Established by Congress and overseen by the Library of Congress, the National Film Registry actually began as a response to the controversial colorization process slapped on films acquired by Ted Turner in the 1980s. "These Amazing Shadows" begins with this infamous moment in film history and quickly enters a semi-shill mode, bombarding viewers with mission statements and platitudes regarding how important the National Film Registry is, setting a tone that partially recovers but winds up making what could have been a fascinating look at American film history into a tedious see-saw of fact vs. advertising. Once the sloppy origins are taken care of, some of the same people shamelessly shilling one minute quickly shift gears and provide viewers with an engaging insight as to what exactly meets the registry's mission statement of ""culturally, historically, or aesthetically significant."
Even for the most knowledgeable filmgoer, "These Amazing Shadows" is a treat, if only to serve as a reminder of the great works of art America has produced over the decades. As the obvious picks are taken care of, insightful details of less obvious choices come to the forefront and we see, that politics are politics, even when it comes to the movies. Squeezing its way in between are segments with the registry's archivist and nuggets of true film history take the spotlight. Lost films are discussed as well as rediscovered prints of pre-code and censored films of decades gone by. Truth be told, I could have watched an entire feature on just this aspect, especially if the ability to discuss non-American produced films was an option, because, at the end of the day, the strict tie to the National Film Registry leads for some huge omissions on the historical spectrum.
Ultimately "These Amazing Shadows" is a solid feature that attempts to include viewers of all backgrounds. The few artificial moments were the focus becomes more advertisement than edutainment are slightly detrimental, but the gems within are worth coming back to. The whole affair is very quickly paced and in the grand scheme of things, the less than 90-minute runtime is more of a detriment than a blessing, as the film history of America is not a subject glossed over, but if it had to be, "These Amazing Shadows" does a solid job, rendering the old AFI specials even more irrelevant than before.
The 1.78:1 anamorphic widescreen transfer is above average looking during the interview segments, but really shines when film clips are brought in; thankfully the aspect ratio shifts accordingly and almost every clip has strong color, solid contrast, and striking detail. The interview segments only suffer from a slightly warm look, but in the grand scheme of things aren't as crucial as the films themselves.
The Dolby Digital English stereo audio track holds up quite nicely with clear, crisp sound in both interview segments as well as other footage, with the original score that pays homage to other famous scores sounding richer than your usual documentary tracks. English subtitles are included.
The most fascinating and valuable bonus feature is "Lost Forever" a 30-minute documentary focusing solely on film preservation, which also serves as a mini-lesson on film stock. It's in many ways more interesting than the main feature. Rounding out the extras is "Live from Prague" which focuses on the original score, "These Amazing Shadows at Sundance," and a series of outtakes, which include slightly extended interviews with some famous Hollywood faces.

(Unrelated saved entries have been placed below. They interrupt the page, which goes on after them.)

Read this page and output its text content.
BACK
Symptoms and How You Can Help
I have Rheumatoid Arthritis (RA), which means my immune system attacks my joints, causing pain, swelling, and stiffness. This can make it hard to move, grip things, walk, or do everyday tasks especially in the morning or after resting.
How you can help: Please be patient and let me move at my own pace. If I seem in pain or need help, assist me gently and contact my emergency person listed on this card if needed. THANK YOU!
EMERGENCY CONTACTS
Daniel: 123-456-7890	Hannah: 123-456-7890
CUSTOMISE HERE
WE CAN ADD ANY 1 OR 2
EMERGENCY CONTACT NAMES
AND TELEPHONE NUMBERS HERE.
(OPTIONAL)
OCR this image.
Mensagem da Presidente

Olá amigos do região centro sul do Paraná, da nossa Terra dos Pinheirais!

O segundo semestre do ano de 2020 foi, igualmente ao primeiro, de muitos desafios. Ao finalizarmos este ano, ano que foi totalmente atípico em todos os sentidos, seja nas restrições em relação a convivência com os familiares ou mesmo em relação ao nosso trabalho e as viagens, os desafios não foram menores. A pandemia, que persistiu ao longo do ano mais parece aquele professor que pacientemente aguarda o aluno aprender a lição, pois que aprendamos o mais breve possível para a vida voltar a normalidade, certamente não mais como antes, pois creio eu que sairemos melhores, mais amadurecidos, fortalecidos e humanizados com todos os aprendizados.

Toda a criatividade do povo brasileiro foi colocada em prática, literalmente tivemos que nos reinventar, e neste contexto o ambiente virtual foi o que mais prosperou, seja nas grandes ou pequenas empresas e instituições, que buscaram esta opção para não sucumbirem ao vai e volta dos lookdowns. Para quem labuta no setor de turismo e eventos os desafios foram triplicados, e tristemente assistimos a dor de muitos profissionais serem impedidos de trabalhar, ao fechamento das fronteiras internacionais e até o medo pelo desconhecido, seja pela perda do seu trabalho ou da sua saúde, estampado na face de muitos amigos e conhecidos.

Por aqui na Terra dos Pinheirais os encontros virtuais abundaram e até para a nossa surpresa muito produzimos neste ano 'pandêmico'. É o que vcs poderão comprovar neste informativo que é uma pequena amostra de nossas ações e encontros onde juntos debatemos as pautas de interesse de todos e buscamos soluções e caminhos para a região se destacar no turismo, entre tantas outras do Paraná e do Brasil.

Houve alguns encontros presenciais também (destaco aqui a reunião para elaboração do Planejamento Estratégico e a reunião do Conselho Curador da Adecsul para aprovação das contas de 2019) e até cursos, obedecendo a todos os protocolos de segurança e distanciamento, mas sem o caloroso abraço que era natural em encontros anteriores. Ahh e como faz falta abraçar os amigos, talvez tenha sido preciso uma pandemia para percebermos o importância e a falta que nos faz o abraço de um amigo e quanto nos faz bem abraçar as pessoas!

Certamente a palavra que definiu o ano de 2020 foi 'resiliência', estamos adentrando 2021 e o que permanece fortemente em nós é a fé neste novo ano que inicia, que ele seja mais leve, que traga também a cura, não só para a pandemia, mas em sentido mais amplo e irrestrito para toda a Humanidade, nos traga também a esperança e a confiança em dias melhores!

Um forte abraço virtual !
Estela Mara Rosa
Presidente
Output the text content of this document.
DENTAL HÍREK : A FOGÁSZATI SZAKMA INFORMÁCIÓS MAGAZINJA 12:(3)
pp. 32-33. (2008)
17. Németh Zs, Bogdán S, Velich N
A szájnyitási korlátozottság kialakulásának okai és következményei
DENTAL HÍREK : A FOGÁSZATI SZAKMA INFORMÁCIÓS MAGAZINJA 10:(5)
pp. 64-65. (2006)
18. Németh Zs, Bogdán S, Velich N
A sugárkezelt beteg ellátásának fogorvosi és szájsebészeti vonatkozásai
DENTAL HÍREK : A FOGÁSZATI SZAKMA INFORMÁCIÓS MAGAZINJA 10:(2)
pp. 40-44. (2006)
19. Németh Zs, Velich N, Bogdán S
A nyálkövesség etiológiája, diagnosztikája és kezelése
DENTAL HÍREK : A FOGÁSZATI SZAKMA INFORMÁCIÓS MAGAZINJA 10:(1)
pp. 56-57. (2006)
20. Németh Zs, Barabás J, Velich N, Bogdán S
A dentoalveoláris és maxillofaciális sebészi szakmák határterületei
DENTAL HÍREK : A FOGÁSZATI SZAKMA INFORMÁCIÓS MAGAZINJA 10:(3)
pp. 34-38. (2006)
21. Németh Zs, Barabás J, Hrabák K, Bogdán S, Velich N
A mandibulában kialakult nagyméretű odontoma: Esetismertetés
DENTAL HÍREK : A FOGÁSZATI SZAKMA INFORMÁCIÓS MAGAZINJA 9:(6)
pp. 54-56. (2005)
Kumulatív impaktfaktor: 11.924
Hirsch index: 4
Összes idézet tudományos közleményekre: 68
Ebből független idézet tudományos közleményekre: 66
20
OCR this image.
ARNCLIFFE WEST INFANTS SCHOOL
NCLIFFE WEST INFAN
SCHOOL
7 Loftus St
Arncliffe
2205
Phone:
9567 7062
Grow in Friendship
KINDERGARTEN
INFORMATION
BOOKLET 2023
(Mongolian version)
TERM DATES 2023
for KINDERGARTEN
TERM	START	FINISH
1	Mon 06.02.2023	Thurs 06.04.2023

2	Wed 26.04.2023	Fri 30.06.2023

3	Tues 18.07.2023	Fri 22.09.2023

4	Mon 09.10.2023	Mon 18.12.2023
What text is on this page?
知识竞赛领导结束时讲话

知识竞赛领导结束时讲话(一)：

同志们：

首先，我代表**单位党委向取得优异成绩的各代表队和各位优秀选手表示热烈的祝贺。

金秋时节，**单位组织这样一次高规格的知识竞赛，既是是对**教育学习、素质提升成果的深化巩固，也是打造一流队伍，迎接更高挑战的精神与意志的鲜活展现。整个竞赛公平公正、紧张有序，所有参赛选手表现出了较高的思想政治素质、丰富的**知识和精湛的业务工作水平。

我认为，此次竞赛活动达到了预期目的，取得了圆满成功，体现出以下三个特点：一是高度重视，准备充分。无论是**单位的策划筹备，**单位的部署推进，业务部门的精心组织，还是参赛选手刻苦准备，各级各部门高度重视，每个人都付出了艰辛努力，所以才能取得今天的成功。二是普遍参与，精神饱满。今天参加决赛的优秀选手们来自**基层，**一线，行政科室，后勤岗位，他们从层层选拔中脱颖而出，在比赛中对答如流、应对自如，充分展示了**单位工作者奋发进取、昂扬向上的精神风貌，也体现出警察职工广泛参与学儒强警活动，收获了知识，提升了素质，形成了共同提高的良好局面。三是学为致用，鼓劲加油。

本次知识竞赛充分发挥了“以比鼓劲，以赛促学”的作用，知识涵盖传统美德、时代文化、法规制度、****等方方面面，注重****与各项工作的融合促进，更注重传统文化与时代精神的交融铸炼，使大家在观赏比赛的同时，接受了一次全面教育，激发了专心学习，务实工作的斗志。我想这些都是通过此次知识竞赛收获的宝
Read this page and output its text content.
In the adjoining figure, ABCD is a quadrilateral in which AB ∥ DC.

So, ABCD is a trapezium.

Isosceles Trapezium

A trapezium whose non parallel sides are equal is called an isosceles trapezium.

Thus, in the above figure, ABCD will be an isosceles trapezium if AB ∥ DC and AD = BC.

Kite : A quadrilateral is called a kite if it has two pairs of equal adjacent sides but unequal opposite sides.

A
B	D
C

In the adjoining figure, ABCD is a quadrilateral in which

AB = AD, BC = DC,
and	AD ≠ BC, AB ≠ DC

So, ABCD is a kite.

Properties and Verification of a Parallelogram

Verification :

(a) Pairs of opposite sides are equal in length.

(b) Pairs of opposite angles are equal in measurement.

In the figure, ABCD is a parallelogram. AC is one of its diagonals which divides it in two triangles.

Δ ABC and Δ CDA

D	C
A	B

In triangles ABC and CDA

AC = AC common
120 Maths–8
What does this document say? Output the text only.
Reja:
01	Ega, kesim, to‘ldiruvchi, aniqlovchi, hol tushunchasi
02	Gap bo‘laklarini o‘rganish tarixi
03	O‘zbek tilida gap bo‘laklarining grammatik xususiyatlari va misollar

Mostly a history lesson, "These Amazing Shadows" is an enjoyable run through American film history with a few detours for special topics and the occasional PSA for the National Film Registry. The "Lost Forever" bonus feature is a pleasant surprise, taking the spark of interest on film preservation generated in the main feature and providing greater insight into an incredibly important facet of filmmaking and preservation. Recommended.